My idea was to create a polymorphic association model called ContentAssociation, but it's hard for me to make polymorphic associations behave the way I expect them, and I wonder if it's possible that I will do it all wrong.
Here is my setup for the connection table and models:
create_table "content_associations", :force => true do |t|
t.string "associable_type"
t.integer "associable_id"
t.integer "site_id"
t.boolean "primary_eligible"
t.boolean "secondary_eligible"
t.boolean "originating_site"
t.datetime "created_at"
t.datetime "updated_at"
end
class ContentAssociation < ActiveRecord::Base
belongs_to :site
belongs_to :associable, :polymorphic => true
belongs_to :primary_site, :class_name => "Site", :foreign_key => "site_id"
belongs_to :secondary_site, :class_name => "Site", :foreign_key => "site_id"
belongs_to :originating_site, :class_name => "Site", :foreign_key => "site_id"
end
class Site < ActiveRecord::Base
has_many :content_associations, :dependent => :destroy
has_many :articles, :through => :content_associations, :source => :associable, :source_type => "Article"
has_many :events, :through => :content_associations, :source => :associable, :source_type => "Event"
has_many :primary_articles, :through => :content_associations,
:source => :associable,
:source_type => "Article",
:conditions => ["content_associations.primary_eligible = ?" true]
has_many :originating_articles, :through => :content_associations,
:source => :associable,
:source_type => "Article",
:conditions => ["content_associations.originating_site = ?" true]
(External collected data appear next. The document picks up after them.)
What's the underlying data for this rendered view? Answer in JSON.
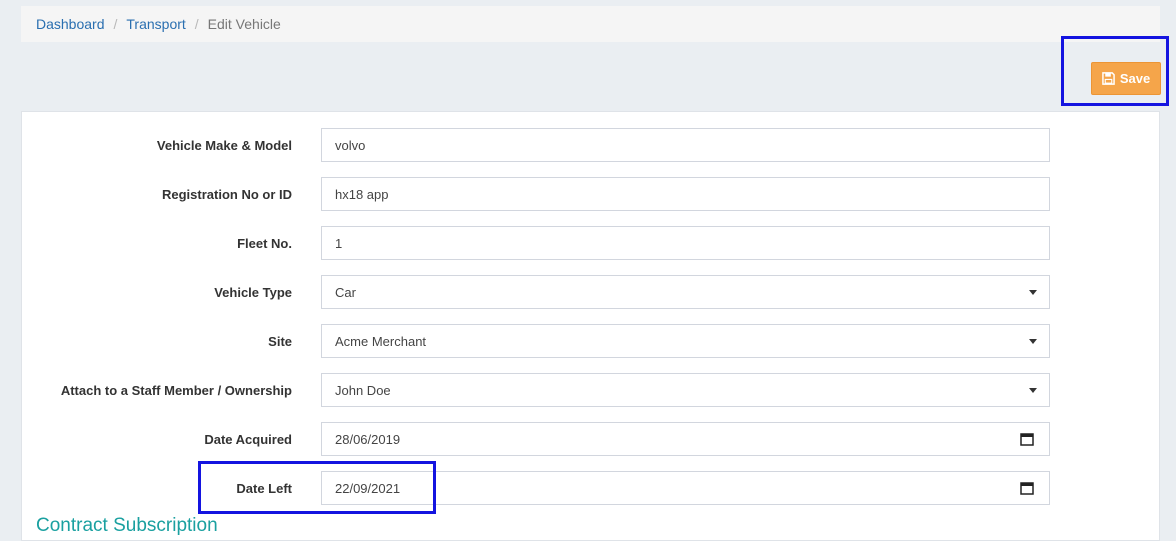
{
  "breadcrumb": {
    "items": [
      {
        "label": "Dashboard"
      },
      {
        "label": "Transport"
      },
      {
        "label": "Edit Vehicle"
      }
    ],
    "separator": "/"
  },
  "toolbar": {
    "save_label": "Save",
    "save_icon": "floppy-disk-icon",
    "accent_color": "#f5a54a"
  },
  "form": {
    "fields": [
      {
        "label": "Vehicle Make & Model",
        "value": "volvo",
        "kind": "text"
      },
      {
        "label": "Registration No or ID",
        "value": "hx18 app",
        "kind": "text"
      },
      {
        "label": "Fleet No.",
        "value": "1",
        "kind": "text"
      },
      {
        "label": "Vehicle Type",
        "value": "Car",
        "kind": "select"
      },
      {
        "label": "Site",
        "value": "Acme Merchant",
        "kind": "select"
      },
      {
        "label": "Attach to a Staff Member / Ownership",
        "value": "John Doe",
        "kind": "select"
      },
      {
        "label": "Date Acquired",
        "value": "28/06/2019",
        "kind": "date"
      },
      {
        "label": "Date Left",
        "value": "22/09/2021",
        "kind": "date"
      }
    ]
  },
  "section": {
    "title": "Contract Subscription"
  },
  "highlight_color": "#1414e0"
}
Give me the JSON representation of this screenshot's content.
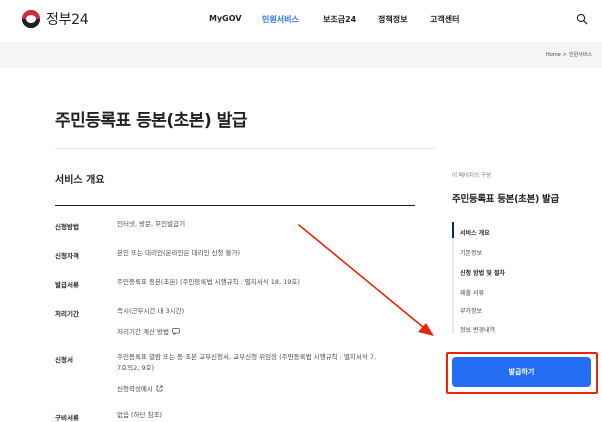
{
  "header": {
    "logo_text": "정부24",
    "nav": [
      {
        "label": "MyGOV",
        "active": false
      },
      {
        "label": "민원서비스",
        "active": true
      },
      {
        "label": "보조금24",
        "active": false
      },
      {
        "label": "정책정보",
        "active": false
      },
      {
        "label": "고객센터",
        "active": false
      }
    ]
  },
  "breadcrumb": {
    "home": "Home",
    "separator": ">",
    "current": "민원서비스"
  },
  "page": {
    "title": "주민등록표 등본(초본) 발급"
  },
  "service": {
    "section_title": "서비스 개요",
    "rows": [
      {
        "label": "신청방법",
        "value": "인터넷, 방문, 무인발급기"
      },
      {
        "label": "신청자격",
        "value": "본인 또는 대리인(온라인은 대리인 신청 불가)"
      },
      {
        "label": "발급서류",
        "value": "주민등록표 등본(초본) (주민등록법 시행규칙 : 별지서식 18, 19호)"
      },
      {
        "label": "처리기간",
        "value": "즉시(근무시간 내 3시간)",
        "link": "처리기간 계산 방법"
      },
      {
        "label": "신청서",
        "value_line1": "주민등록표 열람 또는 등·초본 교부신청서, 교부신청 위임장 (주민등록법 시행규칙 : 별지서식 7,",
        "value_line2": "7호의2, 9호)",
        "link": "신청작성예시"
      },
      {
        "label": "구비서류",
        "value": "없음 (하단 참조)"
      }
    ]
  },
  "toc": {
    "caption": "이 페이지의 구성",
    "title": "주민등록표 등본(초본) 발급",
    "items": [
      {
        "label": "서비스 개요",
        "strong": true
      },
      {
        "label": "기본정보",
        "strong": false
      },
      {
        "label": "신청 방법 및 절차",
        "strong": true
      },
      {
        "label": "제출 서류",
        "strong": false
      },
      {
        "label": "부가정보",
        "strong": false
      },
      {
        "label": "정보 변경내역",
        "strong": false
      }
    ]
  },
  "issue_button": {
    "label": "발급하기"
  },
  "colors": {
    "accent": "#256ef4",
    "annotation": "#e8250c",
    "toc_active": "#052b57"
  }
}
has_many :secondary_articles, :through => :content_associations,
:source => :associable,
:source_type => "Article",
:conditions => ["content_associations.secondary_eligible = ?" true]
end
class Article < ActiveRecord::Base
has_many :content_associations, :as => :associable, :dependent => :destroy
has_one :originating_site, :through => :content_associations,
:source => :associable,
:conditions => ["content_associations.originating_site = ?" true]
has_many :primary_sites, :through => :content_associations,
:source => :associable
:conditions => ["content_associations.primary_eligible = ?" true]
has_many :secondary_sites, :through => :content_associations,
:source => :associable
:conditions => ["content_associations.secondary_eligible = ?" true]
end
I have tried many variations of the above association declarations, but no matter what I do, I cannot get the behavior I want
@site = Site.find(2)
@article = Article.find(23)
@article.originating_site = @site
@site.originating_articles
or
@site.primary_articles << @article
@article.primary_sites
Is Rails built-in polymorphism the wrong mechanism for influencing these connections between sites and their various pieces of content? It seems like this would be useful because I need to connect several different models to the same general model in many ways, but it was difficult for me to find examples using it that way.